Michael Newman's essay Decapitations: The portrait, the anti-portrait... and what comes after? has been published in Anti-Portraiture: Challenging the Limits of the Portrait (edited by Fiona Johnstone & Kristie Imber; Bloomsbury Visual Arts, UK). Here, Newman considers Gardner's Creole Portraits III series in the context of expanded portraiture that originates from the trace left by the subject.
Bloomsbury Visual Arts describes the publication as follows:
"The portrait has historically been understood as an artistic representation of a human subject. Its purpose was to provide a visual or psychological likenesses or an expression of personal, familial or social identity; it was typically associated with the privileged individual subject of Western modernity.
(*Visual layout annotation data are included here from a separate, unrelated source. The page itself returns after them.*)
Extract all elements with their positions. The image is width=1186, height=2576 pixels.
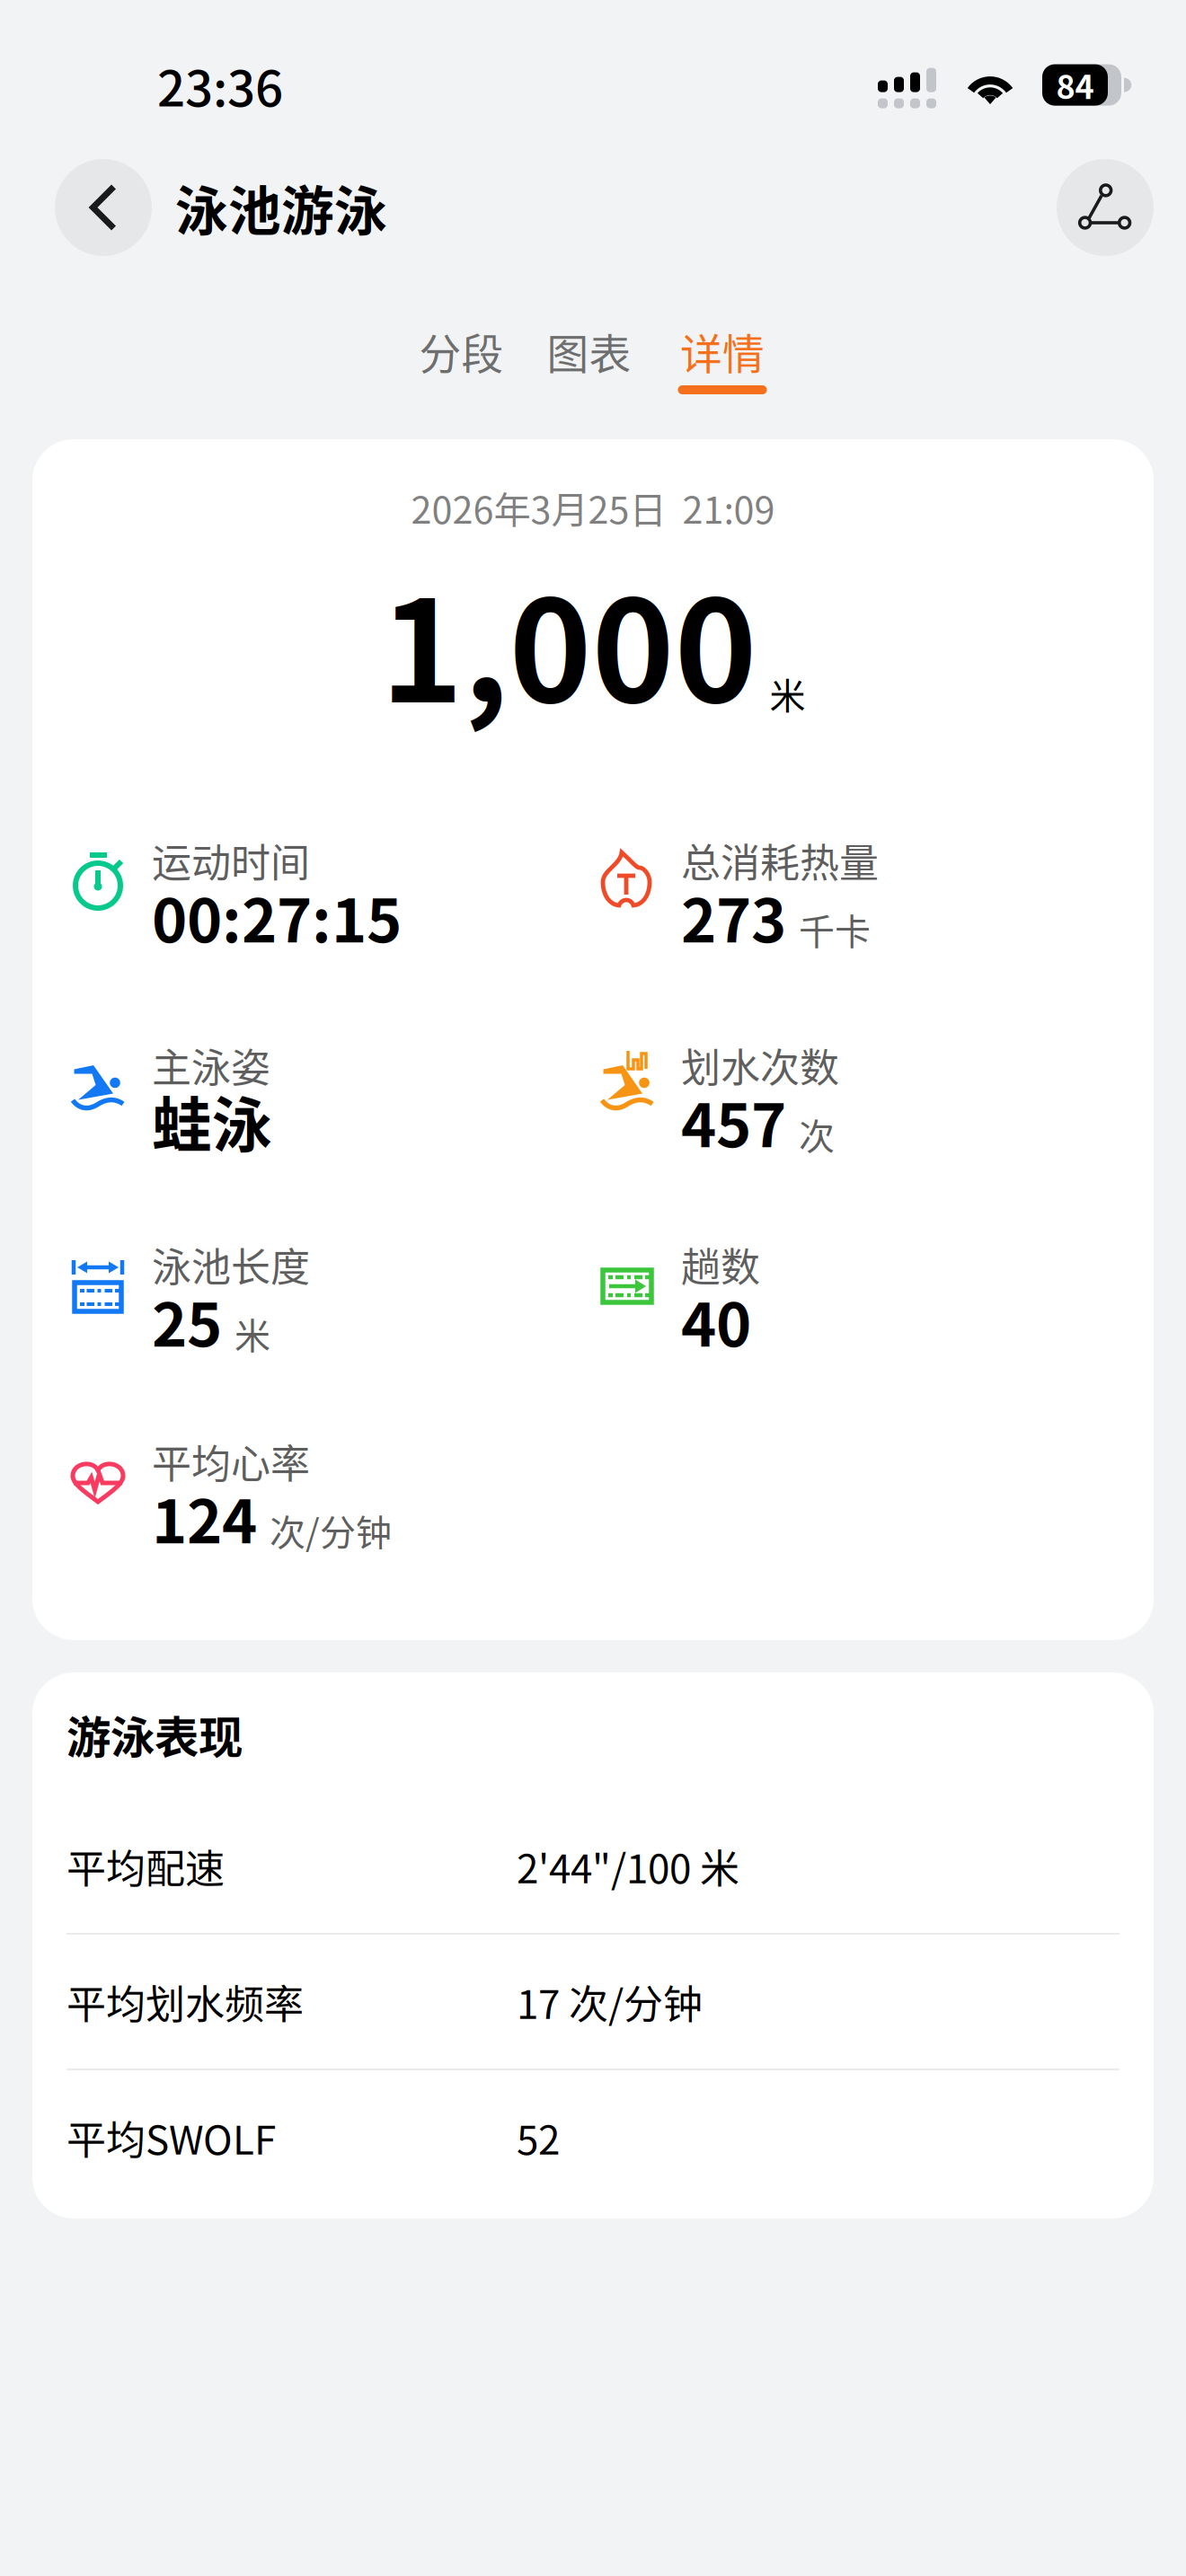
- staticText: 游泳表现: [66, 1702, 243, 1766]
- staticText: 蛙泳: [152, 1078, 272, 1164]
- staticText: 84: [1056, 62, 1094, 108]
- staticText: 平均心率: [152, 1433, 310, 1490]
- staticText: 米: [235, 1307, 270, 1359]
- staticText: 次/分钟: [270, 1504, 392, 1556]
- staticText: 泳池长度: [152, 1236, 310, 1293]
- staticText: 00:27:15: [152, 873, 402, 960]
- staticText: 趟数: [681, 1236, 760, 1293]
- staticText: 1,000: [381, 540, 757, 743]
- staticText: 17 次/分钟: [517, 1973, 703, 2030]
- staticText: 52: [517, 2109, 560, 2166]
- button[interactable]: 图表: [547, 328, 631, 375]
- staticText: 平均配速: [66, 1837, 225, 1895]
- staticText: 详情: [680, 321, 765, 382]
- staticText: 23:36: [157, 49, 283, 121]
- staticText: 平均划水频率: [66, 1973, 304, 2030]
- staticText: 273: [681, 873, 786, 960]
- staticText: 主泳姿: [152, 1037, 270, 1094]
- staticText: 泳池游泳: [175, 169, 387, 246]
- button[interactable]: Share: [1057, 159, 1154, 256]
- staticText: 平均SWOLF: [66, 2109, 276, 2166]
- staticText: 划水次数: [681, 1037, 839, 1094]
- button[interactable]: 详情: [678, 328, 767, 394]
- staticText: 次: [799, 1108, 835, 1160]
- staticText: 2'44"/100 米: [517, 1837, 739, 1895]
- staticText: 运动时间: [152, 832, 310, 889]
- button[interactable]: Back: [55, 159, 152, 256]
- staticText: 图表: [547, 321, 631, 382]
- staticText: 总消耗热量: [681, 832, 879, 889]
- staticText: 124: [152, 1474, 257, 1561]
- staticText: 分段: [419, 321, 504, 382]
- staticText: 25: [152, 1277, 222, 1364]
- button[interactable]: 分段: [419, 328, 504, 375]
- staticText: 米: [770, 667, 805, 719]
- staticText: 40: [681, 1277, 751, 1364]
- staticText: 千卡: [799, 903, 871, 955]
- staticText: 2026年3月25日 21:09: [411, 481, 775, 534]
- staticText: 457: [681, 1078, 786, 1164]
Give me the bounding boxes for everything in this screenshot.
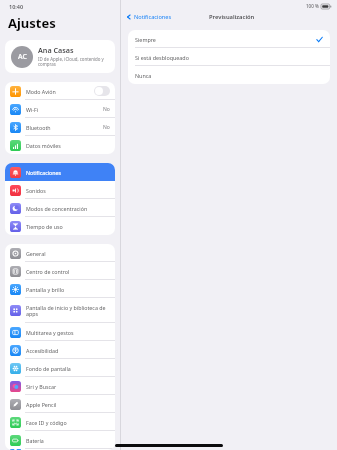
staticText: Nunca — [135, 72, 152, 79]
button[interactable]: Notificaciones — [126, 13, 172, 21]
staticText: 100 % — [306, 3, 319, 9]
staticText: Datos móviles — [26, 142, 61, 149]
button[interactable]: Centro de control — [5, 262, 115, 280]
staticText: Bluetooth — [26, 124, 51, 131]
button[interactable]: Modos de concentración — [5, 199, 115, 217]
button[interactable]: Siempre — [128, 30, 330, 48]
staticText: Accesibilidad — [26, 347, 59, 354]
staticText: Batería — [26, 437, 44, 444]
staticText: Apple Pencil — [26, 401, 57, 408]
button[interactable]: Bluetooth — [5, 118, 115, 136]
button[interactable]: Pantalla y brillo — [5, 280, 115, 298]
button[interactable]: AC — [5, 40, 115, 73]
staticText: Previsualización — [209, 13, 255, 21]
button[interactable]: Tiempo de uso — [5, 217, 115, 235]
staticText: Si está desbloqueado — [135, 54, 189, 61]
staticText: Wi-Fi — [26, 106, 39, 113]
staticText: Fondo de pantalla — [26, 365, 71, 372]
button[interactable]: Pantalla de inicio y biblioteca de apps — [5, 298, 115, 323]
button[interactable]: General — [5, 244, 115, 262]
staticText: Tiempo de uso — [26, 223, 63, 230]
staticText: Modo Avión — [26, 88, 56, 95]
staticText: Multitarea y gestos — [26, 329, 74, 336]
staticText: Face ID y código — [26, 419, 67, 426]
staticText: Notificaciones — [26, 169, 62, 176]
staticText: Sonidos — [26, 187, 46, 194]
staticText: Siempre — [135, 36, 156, 43]
staticText: Notificaciones — [134, 13, 172, 21]
button[interactable]: Fondo de pantalla — [5, 359, 115, 377]
staticText: Ana Casas — [38, 45, 74, 55]
staticText: Ajustes — [8, 14, 56, 32]
staticText: No — [103, 124, 110, 131]
button[interactable]: Face ID y código — [5, 413, 115, 431]
button[interactable]: Sonidos — [5, 181, 115, 199]
button[interactable]: Datos móviles — [5, 136, 115, 154]
staticText: General — [26, 250, 46, 257]
button[interactable]: Accesibilidad — [5, 341, 115, 359]
staticText: ID de Apple, iCloud, contenido y compras — [38, 56, 109, 68]
staticText: Siri y Buscar — [26, 383, 57, 390]
button[interactable]: Modo Avión — [5, 82, 115, 100]
staticText: 10:40 — [9, 3, 24, 10]
button[interactable]: Apple Pencil — [5, 395, 115, 413]
button[interactable]: Si está desbloqueado — [128, 48, 330, 66]
button[interactable]: Batería — [5, 431, 115, 449]
button[interactable]: Multitarea y gestos — [5, 323, 115, 341]
staticText: Centro de control — [26, 268, 70, 275]
button[interactable]: Privacidad y seguridad — [5, 449, 115, 450]
staticText: Pantalla de inicio y biblioteca de apps — [26, 304, 110, 318]
button[interactable]: Notificaciones — [5, 163, 115, 181]
staticText: No — [103, 106, 110, 113]
button[interactable]: Siri y Buscar — [5, 377, 115, 395]
button[interactable]: Nunca — [128, 66, 330, 84]
staticText: Pantalla y brillo — [26, 286, 65, 293]
staticText: AC — [18, 52, 27, 62]
button[interactable]: Wi-Fi — [5, 100, 115, 118]
staticText: Modos de concentración — [26, 205, 88, 212]
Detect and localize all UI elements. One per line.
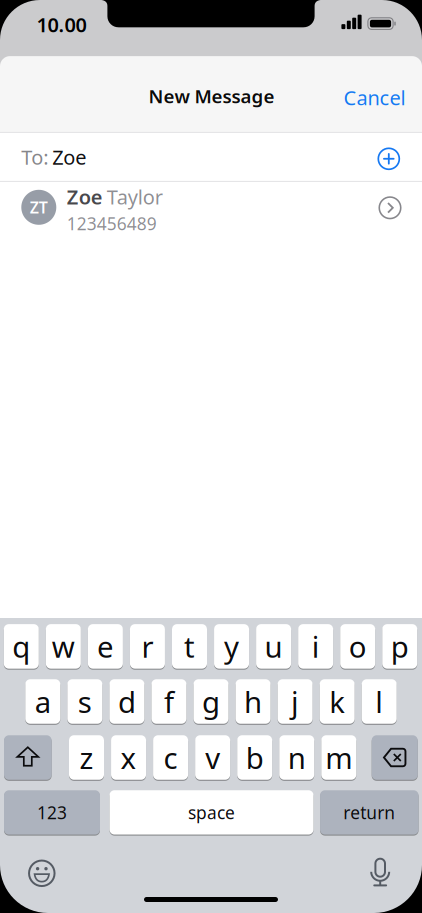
button[interactable]: Cancel (344, 84, 406, 111)
staticText: u (265, 627, 283, 666)
staticText: y (224, 627, 239, 666)
button[interactable]: t (172, 623, 207, 670)
staticText: Taylor (107, 184, 163, 210)
button[interactable]: b (237, 734, 272, 781)
staticText: 123456489 (67, 212, 157, 235)
staticText: x (121, 738, 137, 777)
staticText: f (164, 682, 174, 721)
staticText: b (246, 738, 264, 777)
staticText: v (205, 738, 220, 777)
button[interactable]: q (4, 623, 39, 670)
button[interactable]: z (69, 734, 104, 781)
button[interactable]: Contact Details (379, 197, 401, 219)
button[interactable]: r (130, 623, 165, 670)
staticText: New Message (148, 84, 274, 108)
staticText: d (118, 682, 136, 721)
button[interactable]: s (67, 678, 102, 725)
staticText: m (325, 738, 352, 777)
button[interactable]: o (340, 623, 375, 670)
button[interactable]: space (110, 789, 314, 836)
button[interactable]: m (321, 734, 356, 781)
button[interactable]: l (362, 678, 397, 725)
button[interactable]: Add Contact (378, 148, 399, 169)
button[interactable]: d (109, 678, 144, 725)
button[interactable]: Emoji (27, 858, 57, 888)
staticText: j (291, 682, 299, 721)
staticText: q (12, 627, 30, 666)
staticText: z (80, 738, 94, 777)
button[interactable]: e (88, 623, 123, 670)
button[interactable]: k (320, 678, 355, 725)
button[interactable]: w (46, 623, 81, 670)
button[interactable]: c (153, 734, 188, 781)
button[interactable]: return (320, 789, 419, 836)
staticText: 123 (37, 801, 67, 824)
button[interactable]: To: (0, 133, 422, 181)
button[interactable]: g (194, 678, 228, 725)
button[interactable]: Shift (4, 734, 52, 781)
staticText: r (141, 627, 153, 666)
button[interactable]: ZT (0, 182, 422, 233)
staticText: 10.00 (37, 11, 87, 38)
staticText: s (78, 682, 92, 721)
staticText: i (312, 627, 320, 666)
staticText: return (343, 801, 395, 824)
staticText: e (97, 627, 114, 666)
staticText: To: (21, 144, 48, 170)
staticText: o (349, 627, 367, 666)
button[interactable]: a (25, 678, 60, 725)
button[interactable]: i (298, 623, 333, 670)
staticText: l (375, 682, 383, 721)
staticText: k (329, 682, 345, 721)
button[interactable]: 123 (4, 789, 100, 836)
staticText: p (391, 627, 409, 666)
button[interactable]: p (382, 623, 417, 670)
staticText: c (164, 738, 178, 777)
staticText: w (52, 627, 75, 666)
staticText: h (244, 682, 262, 721)
staticText: a (35, 682, 51, 721)
button[interactable]: j (278, 678, 313, 725)
button[interactable]: Dictation (368, 858, 392, 888)
button[interactable]: f (151, 678, 186, 725)
staticText: g (202, 682, 220, 721)
staticText: Zoe (67, 184, 103, 210)
button[interactable]: u (256, 623, 291, 670)
staticText: t (184, 627, 195, 666)
staticText: ZT (30, 197, 48, 218)
button[interactable]: x (111, 734, 146, 781)
button[interactable]: Delete (372, 734, 418, 781)
staticText: space (188, 801, 235, 824)
button[interactable]: n (279, 734, 314, 781)
staticText: Cancel (344, 84, 406, 111)
button[interactable]: v (195, 734, 230, 781)
button[interactable]: y (214, 623, 249, 670)
staticText: n (288, 738, 306, 777)
button[interactable]: h (236, 678, 271, 725)
staticText: Zoe (52, 144, 86, 170)
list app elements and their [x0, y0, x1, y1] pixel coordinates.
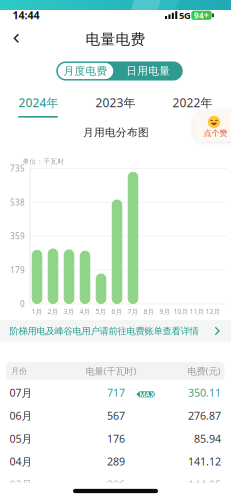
staticText: 9月 — [160, 307, 170, 316]
staticText: 03月 — [10, 477, 32, 491]
staticText: 7月 — [128, 307, 138, 316]
button[interactable]: 2024年 — [0, 94, 77, 110]
staticText: 3月 — [64, 307, 74, 316]
staticText: 141.12 — [188, 454, 221, 468]
staticText: 2024年 — [18, 94, 58, 110]
staticText: 94+ — [194, 10, 209, 21]
staticText: 144.05 — [188, 477, 221, 491]
staticText: 0 — [20, 299, 25, 309]
staticText: 567 — [107, 408, 125, 423]
staticText: 5G — [179, 9, 191, 22]
staticText: 5月 — [96, 307, 106, 316]
staticText: 11月 — [190, 307, 204, 316]
staticText: 14:44 — [12, 8, 40, 22]
button[interactable] — [9, 32, 23, 44]
staticText: 359 — [10, 231, 25, 242]
staticText: 6月 — [112, 307, 122, 316]
staticText: 阶梯用电及峰谷电用户请前往电费账单查看详情 — [10, 326, 198, 337]
staticText: 276.87 — [188, 408, 221, 423]
staticText: 05月 — [10, 431, 32, 446]
staticText: 8月 — [144, 307, 154, 316]
staticText: 179 — [10, 265, 25, 275]
staticText: 12月 — [206, 307, 220, 316]
button[interactable]: 月度电费 — [54, 62, 116, 80]
button[interactable]: 2022年 — [154, 94, 231, 110]
staticText: 电量(千瓦时) — [86, 365, 136, 377]
staticText: 735 — [10, 163, 25, 174]
staticText: 点个赞 — [204, 128, 228, 138]
staticText: 289 — [107, 454, 125, 468]
staticText: 电费(元) — [188, 365, 220, 377]
staticText: 2022年 — [172, 94, 212, 110]
staticText: 2023年 — [96, 94, 136, 110]
button[interactable]: 日用电量 — [117, 62, 179, 80]
staticText: 350.11 — [188, 386, 221, 400]
staticText: 1月 — [32, 307, 42, 316]
staticText: 176 — [107, 431, 125, 446]
staticText: 04月 — [10, 454, 32, 468]
staticText: MAX — [139, 390, 154, 399]
staticText: 月用电分布图 — [83, 126, 149, 139]
staticText: 538 — [10, 197, 25, 208]
staticText: 4月 — [80, 307, 90, 316]
button[interactable]: 点个赞 — [194, 112, 231, 141]
staticText: 日用电量 — [126, 64, 170, 78]
button[interactable]: 2023年 — [77, 94, 154, 110]
staticText: 06月 — [10, 408, 32, 423]
staticText: 单位：千瓦时 — [22, 157, 64, 166]
staticText: 296 — [107, 477, 125, 491]
staticText: 717 — [107, 386, 125, 400]
staticText: 2月 — [48, 307, 58, 316]
button[interactable]: 阶梯用电及峰谷电用户请前往电费账单查看详情 — [0, 320, 231, 342]
staticText: 月份 — [11, 366, 27, 376]
staticText: 月度电费 — [64, 64, 108, 78]
staticText: 07月 — [10, 386, 32, 400]
staticText: 85.94 — [194, 431, 221, 446]
staticText: 10月 — [174, 307, 188, 316]
staticText: 电量电费 — [86, 30, 146, 48]
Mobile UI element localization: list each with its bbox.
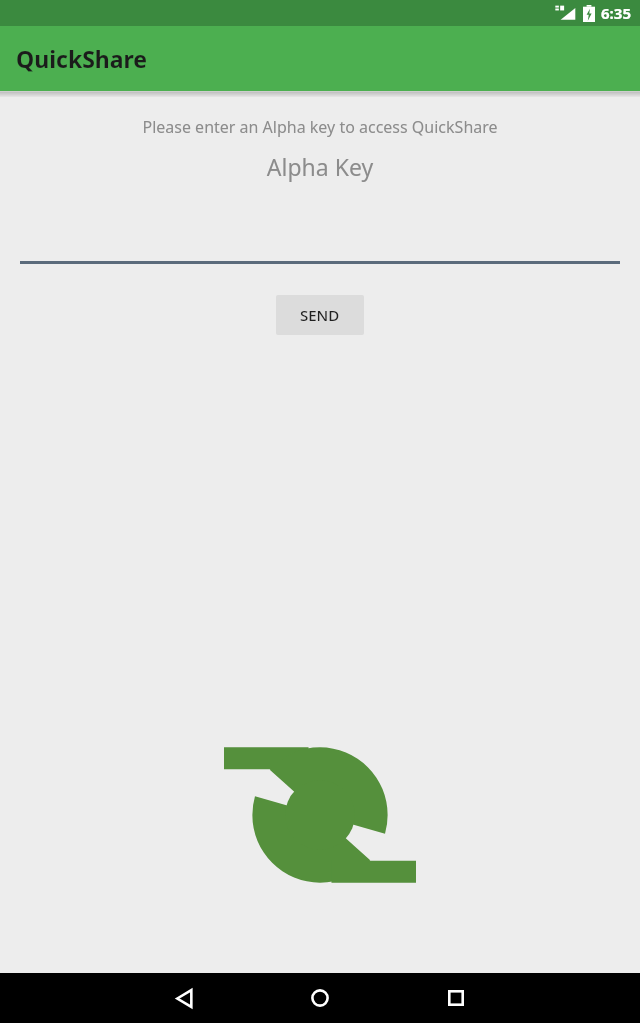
button[interactable]: SEND: [276, 295, 364, 335]
staticText: QuickShare: [16, 43, 148, 74]
staticText: SEND: [300, 305, 340, 325]
button[interactable]: Home: [290, 973, 350, 1023]
other: QuickShare logo: [224, 723, 416, 907]
staticText: 6:35: [601, 3, 631, 23]
staticText: Please enter an Alpha key to access Quic…: [0, 116, 640, 138]
button[interactable]: Back: [154, 973, 214, 1023]
button[interactable]: Recent apps: [426, 973, 486, 1023]
staticText: Alpha Key: [0, 151, 640, 182]
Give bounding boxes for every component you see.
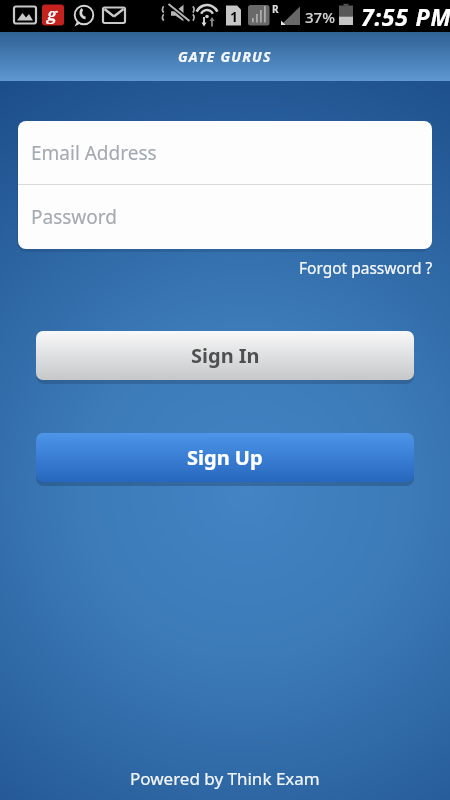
staticText: Powered by Think Exam [130,767,320,790]
staticText: R [272,2,279,16]
staticText: 7:55 PM [361,1,450,32]
staticText: Password [31,204,117,230]
button[interactable]: Email Address [18,121,432,184]
button[interactable]: Sign In [36,331,414,380]
staticText: Sign In [191,342,260,369]
staticText: GATE GURUS [178,47,272,66]
staticText: 1 [230,7,239,26]
button[interactable]: Sign Up [36,433,414,482]
button[interactable]: Forgot password ? [299,257,433,278]
staticText: Email Address [31,140,157,166]
staticText: g [47,2,57,25]
staticText: 37% [305,7,335,27]
button[interactable]: Password [18,185,432,249]
staticText: Sign Up [187,444,263,471]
Recent scholarship in the humanities and social sciences however has responded to the complex nature of twenty-first century subjectivity and proffered fresh conceptual models and theories to analyse it.
The contributors to Anti-Portraiture examine subjectivity via a range of media including sculpture, photography and installation, and make a convincing case for an expanded definition of portraiture. By offering a timely reappraisal of the terms through which this genre is approached, the chapter authors volunteer new paradigms in which to consider selfhood, embodiment and representation. In doing so they further this exciting academic debate and challenge the curatorial practices and acquisition policies of museums and galleries."